Still – as Jon Evans says in his blog post, this literature “draws from the well” of political disruption, violence and chaos, where the “surreal becomes normal and the insane becomes rational.”

Another attribute of magic realism is that supernatural events are described with “a brick face” according to Garcia Marquez (quoted in Writer’s Almanac). The effect on the reader is that our sense of reality is constantly disrupted. We aren’t allowed to escape into another world that is orderly and consistent. We are left straddling many worlds, teetering back and forth uneasily between.

Karl Kroeber echoes this idea: “surrealism is a subversion of meaning, fantasy is a construction of meaning” (quoted in Le Guin). Though I disagree with him when he says that “Surrealism subverts in order to destroy, fantasy subverts in order to rebuild.” The point of the “disruption” or “destruction” of surrealism is, ultimately, to rebuild. Surrealists are not sadists.

Complicating these definitions is the fact that the concept of reality is culturally defined. Orthodox Christians consider God and the Bible real. Atheists consider both fantasy. Roman mythology was at one time was considered real; now the word myth is synonymous with lie. Native American writers such as Louise Erdrich and Leslie Marmon Silko write about things that most Caucasian Americans would call unreal, but which are very real to them.

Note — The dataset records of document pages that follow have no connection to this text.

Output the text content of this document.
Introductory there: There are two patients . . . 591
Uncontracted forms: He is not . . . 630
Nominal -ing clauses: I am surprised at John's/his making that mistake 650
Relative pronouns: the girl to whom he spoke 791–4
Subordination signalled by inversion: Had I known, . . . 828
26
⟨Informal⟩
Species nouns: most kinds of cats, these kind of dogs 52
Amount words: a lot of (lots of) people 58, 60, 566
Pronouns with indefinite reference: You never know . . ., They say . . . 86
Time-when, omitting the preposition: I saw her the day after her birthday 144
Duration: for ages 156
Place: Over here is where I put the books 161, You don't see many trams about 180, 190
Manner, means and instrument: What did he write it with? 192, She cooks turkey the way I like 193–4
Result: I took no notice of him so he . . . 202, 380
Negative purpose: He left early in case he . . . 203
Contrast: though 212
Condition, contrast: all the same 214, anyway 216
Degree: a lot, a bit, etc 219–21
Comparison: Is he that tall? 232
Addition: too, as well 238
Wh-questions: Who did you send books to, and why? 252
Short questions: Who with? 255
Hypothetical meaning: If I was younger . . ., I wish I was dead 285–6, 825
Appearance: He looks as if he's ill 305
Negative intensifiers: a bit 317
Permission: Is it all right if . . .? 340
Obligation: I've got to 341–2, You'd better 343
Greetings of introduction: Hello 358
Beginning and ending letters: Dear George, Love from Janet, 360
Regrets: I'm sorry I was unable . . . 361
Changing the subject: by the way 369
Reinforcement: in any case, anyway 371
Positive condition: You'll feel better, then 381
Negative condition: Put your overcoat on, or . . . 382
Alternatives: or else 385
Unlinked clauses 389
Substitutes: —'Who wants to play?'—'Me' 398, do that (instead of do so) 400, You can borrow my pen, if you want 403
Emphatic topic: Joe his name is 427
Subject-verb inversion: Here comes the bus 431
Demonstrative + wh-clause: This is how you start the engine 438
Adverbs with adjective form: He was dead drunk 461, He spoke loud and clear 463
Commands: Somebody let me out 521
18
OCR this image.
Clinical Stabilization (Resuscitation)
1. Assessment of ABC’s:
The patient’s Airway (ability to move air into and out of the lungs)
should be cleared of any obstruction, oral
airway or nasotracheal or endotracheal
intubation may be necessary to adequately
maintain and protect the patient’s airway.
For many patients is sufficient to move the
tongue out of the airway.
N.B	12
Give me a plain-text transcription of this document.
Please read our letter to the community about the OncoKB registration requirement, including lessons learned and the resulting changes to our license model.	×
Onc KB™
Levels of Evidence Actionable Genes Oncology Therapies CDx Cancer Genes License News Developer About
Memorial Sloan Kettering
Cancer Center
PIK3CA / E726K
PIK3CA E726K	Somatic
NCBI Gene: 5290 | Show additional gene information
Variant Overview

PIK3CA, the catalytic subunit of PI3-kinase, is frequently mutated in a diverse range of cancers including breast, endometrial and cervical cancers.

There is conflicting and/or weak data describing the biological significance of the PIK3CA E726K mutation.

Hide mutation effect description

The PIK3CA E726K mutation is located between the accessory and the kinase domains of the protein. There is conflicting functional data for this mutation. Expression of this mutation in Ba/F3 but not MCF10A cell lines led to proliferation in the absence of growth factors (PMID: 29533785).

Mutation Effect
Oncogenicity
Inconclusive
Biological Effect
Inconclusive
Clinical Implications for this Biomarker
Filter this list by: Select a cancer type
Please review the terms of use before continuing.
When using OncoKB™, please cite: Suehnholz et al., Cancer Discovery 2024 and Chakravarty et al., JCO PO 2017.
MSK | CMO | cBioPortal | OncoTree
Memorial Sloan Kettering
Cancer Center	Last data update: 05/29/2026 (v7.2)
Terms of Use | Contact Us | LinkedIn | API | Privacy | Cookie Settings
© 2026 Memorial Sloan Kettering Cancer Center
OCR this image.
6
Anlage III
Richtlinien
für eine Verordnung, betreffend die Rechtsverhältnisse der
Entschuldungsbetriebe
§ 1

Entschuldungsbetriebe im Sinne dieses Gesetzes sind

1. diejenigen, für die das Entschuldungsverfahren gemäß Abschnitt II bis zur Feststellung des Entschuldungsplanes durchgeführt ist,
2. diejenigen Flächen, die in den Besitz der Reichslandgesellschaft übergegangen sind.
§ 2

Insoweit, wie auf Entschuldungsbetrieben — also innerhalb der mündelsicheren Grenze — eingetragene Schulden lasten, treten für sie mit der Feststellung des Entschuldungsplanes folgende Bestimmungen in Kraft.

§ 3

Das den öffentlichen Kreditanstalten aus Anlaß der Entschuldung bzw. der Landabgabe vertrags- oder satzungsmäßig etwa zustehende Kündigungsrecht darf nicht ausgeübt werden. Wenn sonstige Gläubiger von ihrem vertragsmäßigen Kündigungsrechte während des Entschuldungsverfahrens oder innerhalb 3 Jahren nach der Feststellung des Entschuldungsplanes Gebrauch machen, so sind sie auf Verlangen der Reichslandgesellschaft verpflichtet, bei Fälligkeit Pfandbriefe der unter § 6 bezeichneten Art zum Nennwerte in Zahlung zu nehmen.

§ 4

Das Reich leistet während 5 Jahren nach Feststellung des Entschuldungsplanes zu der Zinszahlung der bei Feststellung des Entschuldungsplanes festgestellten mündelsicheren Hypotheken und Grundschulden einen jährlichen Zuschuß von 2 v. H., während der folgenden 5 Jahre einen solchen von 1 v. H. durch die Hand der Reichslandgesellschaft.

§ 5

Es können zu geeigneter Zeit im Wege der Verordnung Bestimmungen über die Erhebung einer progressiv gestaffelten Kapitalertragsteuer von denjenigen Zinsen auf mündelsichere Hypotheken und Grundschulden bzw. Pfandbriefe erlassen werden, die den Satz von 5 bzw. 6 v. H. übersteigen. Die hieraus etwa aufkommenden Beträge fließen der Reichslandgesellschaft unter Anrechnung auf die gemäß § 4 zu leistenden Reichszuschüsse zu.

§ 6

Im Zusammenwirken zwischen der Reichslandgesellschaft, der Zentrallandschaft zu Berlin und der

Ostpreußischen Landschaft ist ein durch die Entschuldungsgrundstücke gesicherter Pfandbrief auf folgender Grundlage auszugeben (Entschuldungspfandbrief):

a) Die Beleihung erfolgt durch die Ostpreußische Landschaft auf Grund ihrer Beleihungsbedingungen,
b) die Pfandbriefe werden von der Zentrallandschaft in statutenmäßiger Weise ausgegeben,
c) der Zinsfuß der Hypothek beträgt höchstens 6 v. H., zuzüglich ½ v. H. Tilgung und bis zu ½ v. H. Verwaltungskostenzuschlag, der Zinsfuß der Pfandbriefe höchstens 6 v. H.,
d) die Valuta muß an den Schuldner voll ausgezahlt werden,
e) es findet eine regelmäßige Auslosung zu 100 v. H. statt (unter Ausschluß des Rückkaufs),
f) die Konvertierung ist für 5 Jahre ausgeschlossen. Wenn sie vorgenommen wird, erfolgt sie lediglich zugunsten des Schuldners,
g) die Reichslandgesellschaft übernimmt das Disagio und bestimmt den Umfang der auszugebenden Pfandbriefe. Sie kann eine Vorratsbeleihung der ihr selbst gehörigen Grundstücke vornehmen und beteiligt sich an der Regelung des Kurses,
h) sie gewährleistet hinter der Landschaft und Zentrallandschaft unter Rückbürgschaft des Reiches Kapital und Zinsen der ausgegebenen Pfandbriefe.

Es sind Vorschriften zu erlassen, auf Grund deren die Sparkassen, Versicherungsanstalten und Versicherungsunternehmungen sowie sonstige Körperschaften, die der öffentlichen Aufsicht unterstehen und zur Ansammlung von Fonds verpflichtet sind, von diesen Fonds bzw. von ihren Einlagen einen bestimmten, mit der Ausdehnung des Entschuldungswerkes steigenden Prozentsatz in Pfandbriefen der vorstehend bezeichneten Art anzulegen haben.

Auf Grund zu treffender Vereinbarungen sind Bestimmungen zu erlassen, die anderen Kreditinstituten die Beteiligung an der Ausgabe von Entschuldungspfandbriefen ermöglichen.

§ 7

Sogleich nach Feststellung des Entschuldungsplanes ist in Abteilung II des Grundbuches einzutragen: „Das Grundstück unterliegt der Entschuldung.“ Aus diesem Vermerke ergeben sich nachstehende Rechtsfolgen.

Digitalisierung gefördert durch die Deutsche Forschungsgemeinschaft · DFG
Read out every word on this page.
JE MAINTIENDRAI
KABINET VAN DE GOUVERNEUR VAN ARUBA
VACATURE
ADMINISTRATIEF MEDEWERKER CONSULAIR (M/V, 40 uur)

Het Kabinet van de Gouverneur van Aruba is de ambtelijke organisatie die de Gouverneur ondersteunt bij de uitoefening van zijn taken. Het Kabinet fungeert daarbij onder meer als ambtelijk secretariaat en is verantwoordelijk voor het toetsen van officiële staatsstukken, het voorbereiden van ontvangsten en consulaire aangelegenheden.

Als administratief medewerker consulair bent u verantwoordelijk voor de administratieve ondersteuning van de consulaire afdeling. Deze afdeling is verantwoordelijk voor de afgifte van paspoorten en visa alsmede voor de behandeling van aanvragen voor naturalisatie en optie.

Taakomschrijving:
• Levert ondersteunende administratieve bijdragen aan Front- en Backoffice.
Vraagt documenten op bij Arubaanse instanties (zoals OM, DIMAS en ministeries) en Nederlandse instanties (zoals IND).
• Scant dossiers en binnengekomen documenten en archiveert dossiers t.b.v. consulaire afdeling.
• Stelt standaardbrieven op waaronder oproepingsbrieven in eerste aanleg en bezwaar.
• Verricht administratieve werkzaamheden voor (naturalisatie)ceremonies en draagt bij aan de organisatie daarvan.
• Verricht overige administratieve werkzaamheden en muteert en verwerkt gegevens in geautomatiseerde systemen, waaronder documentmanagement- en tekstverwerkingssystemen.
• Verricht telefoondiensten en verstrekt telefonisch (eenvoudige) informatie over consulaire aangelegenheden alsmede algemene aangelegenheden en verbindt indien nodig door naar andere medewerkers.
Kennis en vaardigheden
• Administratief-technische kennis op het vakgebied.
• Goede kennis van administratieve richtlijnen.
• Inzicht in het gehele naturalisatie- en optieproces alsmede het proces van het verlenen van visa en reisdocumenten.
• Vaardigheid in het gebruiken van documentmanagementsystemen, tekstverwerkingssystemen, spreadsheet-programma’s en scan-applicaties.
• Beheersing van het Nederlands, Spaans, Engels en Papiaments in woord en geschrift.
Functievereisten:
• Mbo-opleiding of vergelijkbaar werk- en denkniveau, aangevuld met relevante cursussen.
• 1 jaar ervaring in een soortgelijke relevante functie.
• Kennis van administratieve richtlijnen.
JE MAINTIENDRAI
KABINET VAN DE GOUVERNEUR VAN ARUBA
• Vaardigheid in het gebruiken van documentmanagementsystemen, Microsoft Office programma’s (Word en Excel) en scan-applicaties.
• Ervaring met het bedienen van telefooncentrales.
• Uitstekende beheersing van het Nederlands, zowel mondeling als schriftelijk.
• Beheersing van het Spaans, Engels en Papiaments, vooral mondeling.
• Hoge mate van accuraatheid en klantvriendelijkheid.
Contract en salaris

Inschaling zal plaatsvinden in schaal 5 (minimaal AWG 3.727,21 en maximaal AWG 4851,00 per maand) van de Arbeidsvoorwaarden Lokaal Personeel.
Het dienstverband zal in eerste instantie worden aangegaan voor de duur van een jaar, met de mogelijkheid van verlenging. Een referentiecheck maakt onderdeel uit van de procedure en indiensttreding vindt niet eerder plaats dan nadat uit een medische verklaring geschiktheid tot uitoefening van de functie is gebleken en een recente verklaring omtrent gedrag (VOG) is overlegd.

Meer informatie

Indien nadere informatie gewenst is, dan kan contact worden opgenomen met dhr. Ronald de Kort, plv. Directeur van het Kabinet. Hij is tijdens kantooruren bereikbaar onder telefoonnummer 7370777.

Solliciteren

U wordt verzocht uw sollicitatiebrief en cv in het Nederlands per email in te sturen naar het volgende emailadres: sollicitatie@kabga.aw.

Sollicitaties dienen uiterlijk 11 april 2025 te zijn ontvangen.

So where does this put Aimee Bender and Karen Russell? Both of them come from the U.S. presumably where peace and (mostly) good order rule. Bender writes both kinds of stories: ones that take place in a recognizable reality and then diverge from it in “Tiger Mending” and ones that start in fairytale land and stay there in “Devourings.” She plays at both ends of the spectrum. So does Amber Sparks, a writer who I hope will soon gain a wider audience. Karen Russell belongs on the left end of the spectrum with her wrinkled old vampire who sits in the lemon grove hardly noticed by tourists and her Japanese women who turn into human silk worms.

I’ve raised more questions here than answers. And that’s the point. Armed with questions we become better readers.

And here’s another thing:

There is good literature, not so good literature, and total schlock. I’m not condemning any of it. They each have their place and purpose. But I think we can call things literary if they have more ideas per page, if they push deeper into the incomprehensible aspects of life, if they don’t offer easy answers, if they make us think and wonder, if they use language originally,and  if — when they have characters — the characters are real and complex. Keep in mind, though, that some forms of literature, like folktale, fables and allegory don’t have characters at all, but rather “figures.”The more a writer resorts to clichés and truisms, the less his or her fiction reflects the complexity, beauty and surprising contradictions of life. And this is what we mean when we say it is not literary.

Whether fiction is good literature or not has nothing to do with whether or not life is portrayed as “real” or “fantastical.” After all,  the tension between what is real and what is unreal is inherent in “real life.”  Good fantastical literature can be recognized by how well it employs that inherent tension.

Armitt, Lucie. Fantasy Fiction: An Introduction. New York: Continuum International Publishing Group, 2005.

Bender, Aimee. The Color Master. New York: Doubleday, 2013.

Evans, Jon. “Magic Realism: Not Fantasy. Sorry.” Tor.com. Tor Books. 23 October 2008. Web. 12 March 2014.

Kroeber, Karl. Romantic Fantasy and Science Fiction. New Haven: Yale University Press, 1988.

Le Guin, Ursula K. “The Critics, The Monsters and the Fantasists.” The Secret History of Fantasy. Ed. Peter S. Beagle. San Francisco: Tachyan Publications, 2010. 355-366.

Pan’s Labyrinth. Dir. Guillermo del Toro. Perf. Ivana Baquero, Ariadna Gil, Sergi López. Warner Brothers, 2006. Film.

Russell, Karen. Vampires in the Lemon Grove. New York: Knopf, 2013.

“Thursday, March 6, 2014.” The Writer’s Almanac with Garrison Keillor. American Public Media, 6 March, 2014. Web. March 12, 2014.